Karabük tarihinde bir ilk ve hatta ülke tarihinde de bir ilk..
8 Kasım 1994 de bir kent hayatı durdurdu.
Sadece haklarını arıyordu.
Çocuklar okula gitmedi…
Esnaf kepenk kapattı bayraklarını astı..
Doktorlar, Avukatlar, İş insanları, Çalışanlar velhasıl çoluk çocuk tüm mahalle kent merkezine indi.
Tek ses vardı.
Fabrikalarımızı kapattırmayız.
Karabükspor süper ligde ki her maçına ” Fabrikaları kapatamazsınız” pankartı ile çıkıyor maçtan öte bu pankart gündem oluyordu.

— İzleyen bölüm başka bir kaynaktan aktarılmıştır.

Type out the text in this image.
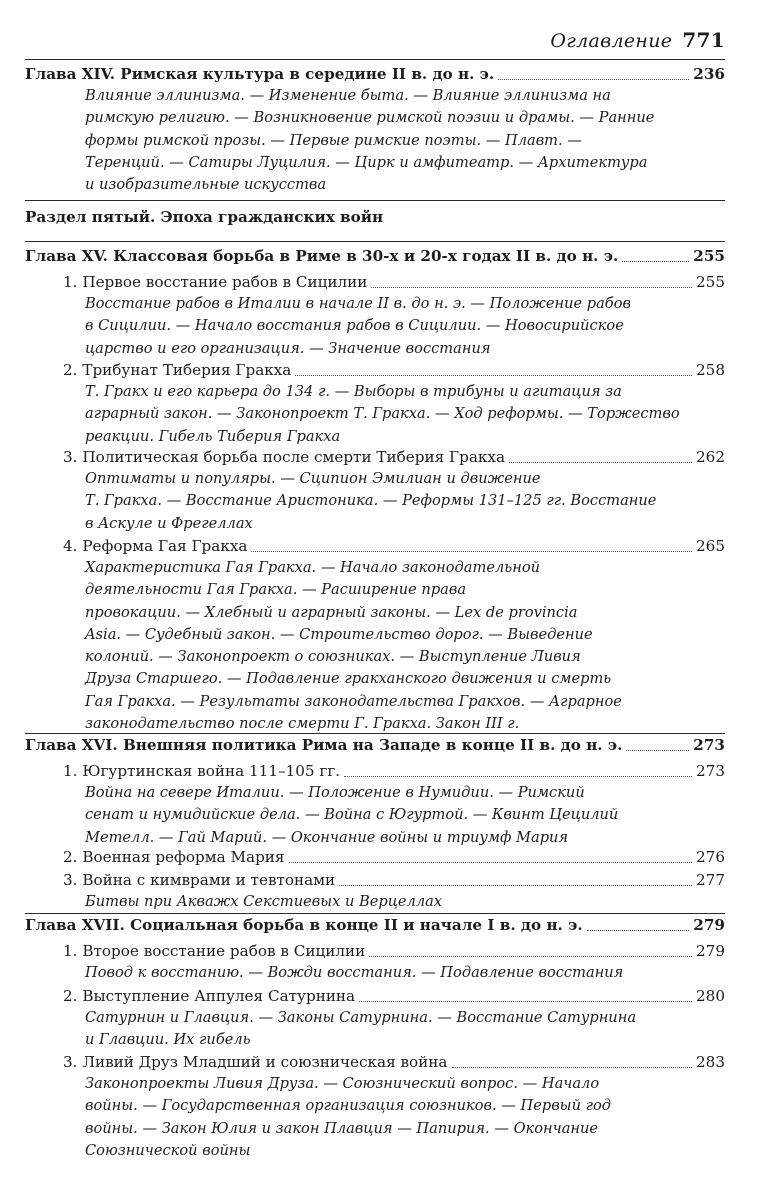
Оглавление 771
Глава XIV. Римская культура в середине II в. до н. э.	236
Влияние эллинизма. — Изменение быта. — Влияние эллинизма на
римскую религию. — Возникновение римской поэзии и драмы. — Ранние
формы римской прозы. — Первые римские поэты. — Плавт. —
Теренций. — Сатиры Луцилия. — Цирк и амфитеатр. — Архитектура
и изобразительные искусства
Раздел пятый. Эпоха гражданских войн
Глава XV. Классовая борьба в Риме в 30-х и 20-х годах II в. до н. э.	255
1. Первое восстание рабов в Сицилии	255
Восстание рабов в Италии в начале II в. до н. э. — Положение рабов
в Сицилии. — Начало восстания рабов в Сицилии. — Новосирийское
царство и его организация. — Значение восстания
2. Трибунат Тиберия Гракха	258
Т. Гракх и его карьера до 134 г. — Выборы в трибуны и агитация за
аграрный закон. — Законопроект Т. Гракха. — Ход реформы. — Торжество
реакции. Гибель Тиберия Гракха
3. Политическая борьба после смерти Тиберия Гракха	262
Оптиматы и популяры. — Сципион Эмилиан и движение
Т. Гракха. — Восстание Аристоника. — Реформы 131–125 гг. Восстание
в Аскуле и Фрегеллах
4. Реформа Гая Гракха	265
Характеристика Гая Гракха. — Начало законодательной
деятельности Гая Гракха. — Расширение права
провокации. — Хлебный и аграрный законы. — Lex de provincia
Asia. — Судебный закон. — Строительство дорог. — Выведение
колоний. — Законопроект о союзниках. — Выступление Ливия
Друза Старшего. — Подавление гракханского движения и смерть
Гая Гракха. — Результаты законодательства Гракхов. — Аграрное
законодательство после смерти Г. Гракха. Закон III г.
Глава XVI. Внешняя политика Рима на Западе в конце II в. до н. э.	273
1. Югуртинская война 111–105 гг.	273
Война на севере Италии. — Положение в Нумидии. — Римский
сенат и нумидийские дела. — Война с Югуртой. — Квинт Цецилий
Метелл. — Гай Марий. — Окончание войны и триумф Мария
2. Военная реформа Мария	276
3. Война с кимврами и тевтонами	277
Битвы при Акважх Секстиевых и Верцеллах
Глава XVII. Социальная борьба в конце II и начале I в. до н. э.	279
1. Второе восстание рабов в Сицилии	279
Повод к восстанию. — Вожди восстания. — Подавление восстания
2. Выступление Аппулея Сатурнина	280
Сатурнин и Главция. — Законы Сатурнина. — Восстание Сатурнина
и Главции. Их гибель
3. Ливий Друз Младший и союзническая война	283
Законопроекты Ливия Друза. — Союзнический вопрос. — Начало
войны. — Государственная организация союзников. — Первый год
войны. — Закон Юлия и закон Плавция — Папирия. — Окончание
Союзнической войны
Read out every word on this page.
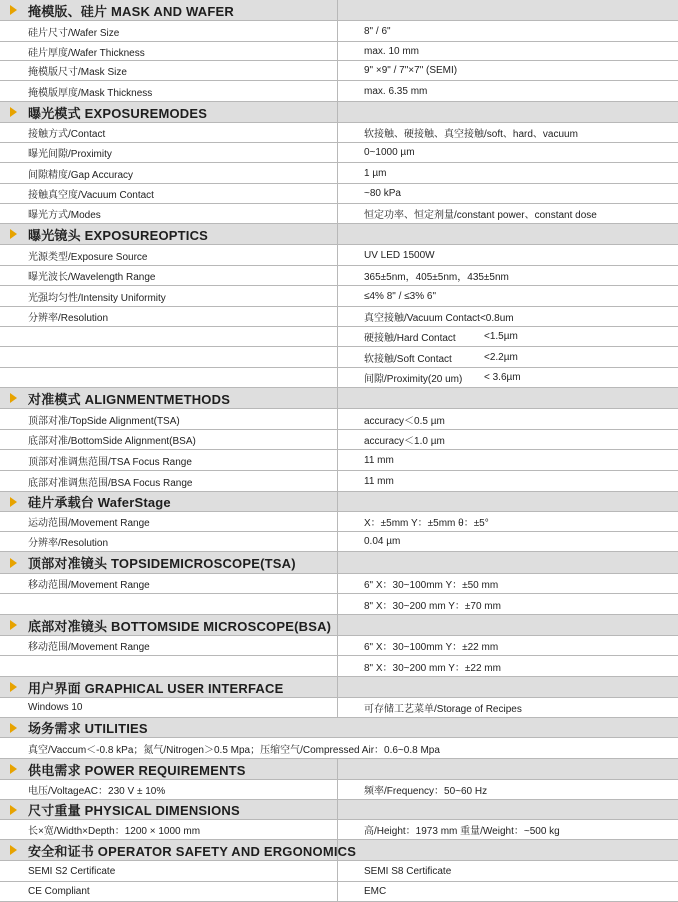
掩模版、硅片 MASK AND WAFER
硅片尺寸/Wafer Size	8" / 6"
硅片厚度/Wafer Thickness	max. 10 mm
掩模版尺寸/Mask Size	9" ×9" / 7"×7" (SEMI)
掩模版厚度/Mask Thickness	max. 6.35 mm
曝光模式 EXPOSUREMODES
接触方式/Contact	软接触、硬接触、真空接触/soft、hard、vacuum
曝光间隙/Proximity	0~1000 µm
间隙精度/Gap Accuracy	1 µm
接触真空度/Vacuum Contact	~80 kPa
曝光方式/Modes	恒定功率、恒定剂量/constant power、constant dose
曝光镜头 EXPOSUREOPTICS
光源类型/Exposure Source	UV LED 1500W
曝光波长/Wavelength Range	365±5nm，405±5nm，435±5nm
光强均匀性/Intensity Uniformity	≤4% 8" / ≤3% 6"
分辨率/Resolution	真空接触/Vacuum Contact<0.8um
硬接触/Hard Contact	<1.5µm
软接触/Soft Contact	<2.2µm
间隙/Proximity(20 um)	< 3.6µm
对准模式 ALIGNMENTMETHODS
顶部对准/TopSide Alignment(TSA)	accuracy＜0.5 µm
底部对准/BottomSide Alignment(BSA)	accuracy＜1.0 µm
顶部对准调焦范围/TSA Focus Range	11 mm
底部对准调焦范围/BSA Focus Range	11 mm
硅片承载台 WaferStage
运动范围/Movement Range	X：±5mm Y：±5mm θ：±5°
分辨率/Resolution	0.04 µm
顶部对准镜头 TOPSIDEMICROSCOPE(TSA)
移动范围/Movement Range	6" X：30~100mm Y：±50 mm
8" X：30~200 mm Y：±70 mm
底部对准镜头 BOTTOMSIDE MICROSCOPE(BSA)
移动范围/Movement Range	6" X：30~100mm Y：±22 mm
8" X：30~200 mm Y：±22 mm
用户界面 GRAPHICAL USER INTERFACE
Windows 10	可存储工艺菜单/Storage of Recipes
场务需求 UTILITIES
真空/Vaccum＜-0.8 kPa；氮气/Nitrogen＞0.5 Mpa；压缩空气/Compressed Air：0.6~0.8 Mpa
供电需求 POWER REQUIREMENTS
电压/VoltageAC：230 V ± 10%	频率/Frequency：50~60 Hz
尺寸重量 PHYSICAL DIMENSIONS
长×宽/Width×Depth：1200 × 1000 mm	高/Height：1973 mm 重量/Weight：~500 kg
安全和证书 OPERATOR SAFETY AND ERGONOMICS
SEMI S2 Certificate	SEMI S8 Certificate
CE Compliant	EMC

Ekonomi yazarları TDÇİ rinin nasıl zarara uğratıldığını yazıyordu.
Karabük işin aslını biliyordu ama dönem Başbakanı Tansu Hanım ” Ya kapanacak ya kapanacak” diyordu.
Kentin TSO dönem başkanı Kamil Güleç, İş adamı Mutullah Yolbulan, Çelik iş Sendikasının önde gelen isimleri Metin Türker ve arkadaşları sık sık Karabük’te ki STK başkanlarının da katıldığı toplantılar yapıyorlardı.
Karabük sesini ANKARA’YA duyurmak için 8 Kasım da hayatı durdurdu.
O ses duyuldu.
Basit değildi bir kent sesini demokratik eylemleri ile duyurdu.
Dikkate aldırdı.
TDÇİ Kapatılamadı.
Bir kent omuz omuza verdi.
FABRİKALAR KAPATILAMADI…
Sonra bedelini de ödedi tabi.
Acı tatlı.
Ama KARDEMİR bugünlere geldi.
Kar eden, milli kaynaklardan milli eserler üreten…
8 Kasım bu kent için çok önemli…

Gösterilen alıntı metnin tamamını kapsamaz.